Giovanni Corriga giovanni at corriga.net
Mon Jan 16 08:02:20 UTC 2006


Il giorno dom, 15/01/2006 alle 21.51 -0800, tim Rowledge ha scritto:
> > joshscholar at nightstudies.net wrote:
> >> Me too. I've yet to find a good reference for all of the standard  
> >> classes.
> >> I don't need or want tutorials, I just want a thorough reference.
> It's not possible to have a 'thorough reference' other than the  
> system itself. As soon as you add, delete or edit a method - which of  
> course happens any time you load a package - it would be out of date  
> and no longer thorough.
> 
> A static bit of paper or pdf is essentially useless as soon as it is  
> written when referring to a dynamic system. You can, certainly, have  
> a fairly static description of the *language* Smalltalk since that  
> doesn't change much. It would be short and not terribly helpful much  
> of the time since you could memorize it in no time. A page or two at  
> most, about as long as a list of C precedence rules.

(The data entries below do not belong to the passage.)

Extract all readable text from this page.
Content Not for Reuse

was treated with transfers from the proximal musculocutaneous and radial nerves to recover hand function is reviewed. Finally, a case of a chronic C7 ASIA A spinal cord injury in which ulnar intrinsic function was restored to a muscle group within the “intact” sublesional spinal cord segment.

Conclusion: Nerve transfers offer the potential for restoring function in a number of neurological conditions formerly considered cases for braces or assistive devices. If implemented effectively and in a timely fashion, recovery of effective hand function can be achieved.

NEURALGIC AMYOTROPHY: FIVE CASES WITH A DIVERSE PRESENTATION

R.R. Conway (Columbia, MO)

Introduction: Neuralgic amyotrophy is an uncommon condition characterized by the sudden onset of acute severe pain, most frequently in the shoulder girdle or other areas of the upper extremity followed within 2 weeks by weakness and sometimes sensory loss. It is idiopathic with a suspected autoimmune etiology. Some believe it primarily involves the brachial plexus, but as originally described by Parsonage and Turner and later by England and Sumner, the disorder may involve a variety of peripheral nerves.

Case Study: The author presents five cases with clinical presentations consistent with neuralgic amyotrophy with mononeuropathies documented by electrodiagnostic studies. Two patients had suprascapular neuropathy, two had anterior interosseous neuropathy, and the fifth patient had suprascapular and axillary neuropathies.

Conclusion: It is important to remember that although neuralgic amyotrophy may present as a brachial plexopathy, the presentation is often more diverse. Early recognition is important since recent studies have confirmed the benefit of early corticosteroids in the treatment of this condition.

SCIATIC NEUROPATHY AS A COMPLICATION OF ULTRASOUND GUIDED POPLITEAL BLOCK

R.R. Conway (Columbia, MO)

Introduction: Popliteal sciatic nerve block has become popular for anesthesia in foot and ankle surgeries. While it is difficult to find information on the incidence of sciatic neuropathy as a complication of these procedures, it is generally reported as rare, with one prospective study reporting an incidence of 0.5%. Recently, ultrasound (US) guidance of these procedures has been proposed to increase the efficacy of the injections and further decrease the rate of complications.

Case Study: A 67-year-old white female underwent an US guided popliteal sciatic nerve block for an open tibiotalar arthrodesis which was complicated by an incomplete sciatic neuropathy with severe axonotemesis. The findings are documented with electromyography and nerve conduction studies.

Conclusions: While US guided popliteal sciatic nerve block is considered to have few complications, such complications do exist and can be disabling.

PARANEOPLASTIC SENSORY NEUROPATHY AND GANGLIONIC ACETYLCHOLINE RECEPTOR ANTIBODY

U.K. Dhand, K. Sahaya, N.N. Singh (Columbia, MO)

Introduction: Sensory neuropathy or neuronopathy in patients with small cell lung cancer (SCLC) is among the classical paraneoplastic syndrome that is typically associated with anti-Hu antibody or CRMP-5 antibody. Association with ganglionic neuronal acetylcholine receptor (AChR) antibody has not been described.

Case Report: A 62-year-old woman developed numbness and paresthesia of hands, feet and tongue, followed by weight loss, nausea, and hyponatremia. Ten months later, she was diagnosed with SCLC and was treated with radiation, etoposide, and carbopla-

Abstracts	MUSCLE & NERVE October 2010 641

Maybe we should create a Squeak Application Development Guide.
Such a guide could contain a description of the language, explain how to
use the basic tools (from Browsers to Method Finders to the profiling
tools) and a brief description of the main classes of the system (the
ones which don't usually change every time you load a new package) and
examples on how to use them.
It could have guides to many other tools and packages - Monticello,
VMMaker, Seaside etc, with the most used patterns and development
practices.
Kinda like the new blue book, but in sync as possible with the current
Squeak release.

The Foundation could sell paper copies of the guide using a
print-on-demand service such as lulu.com, as a mean to raise funds.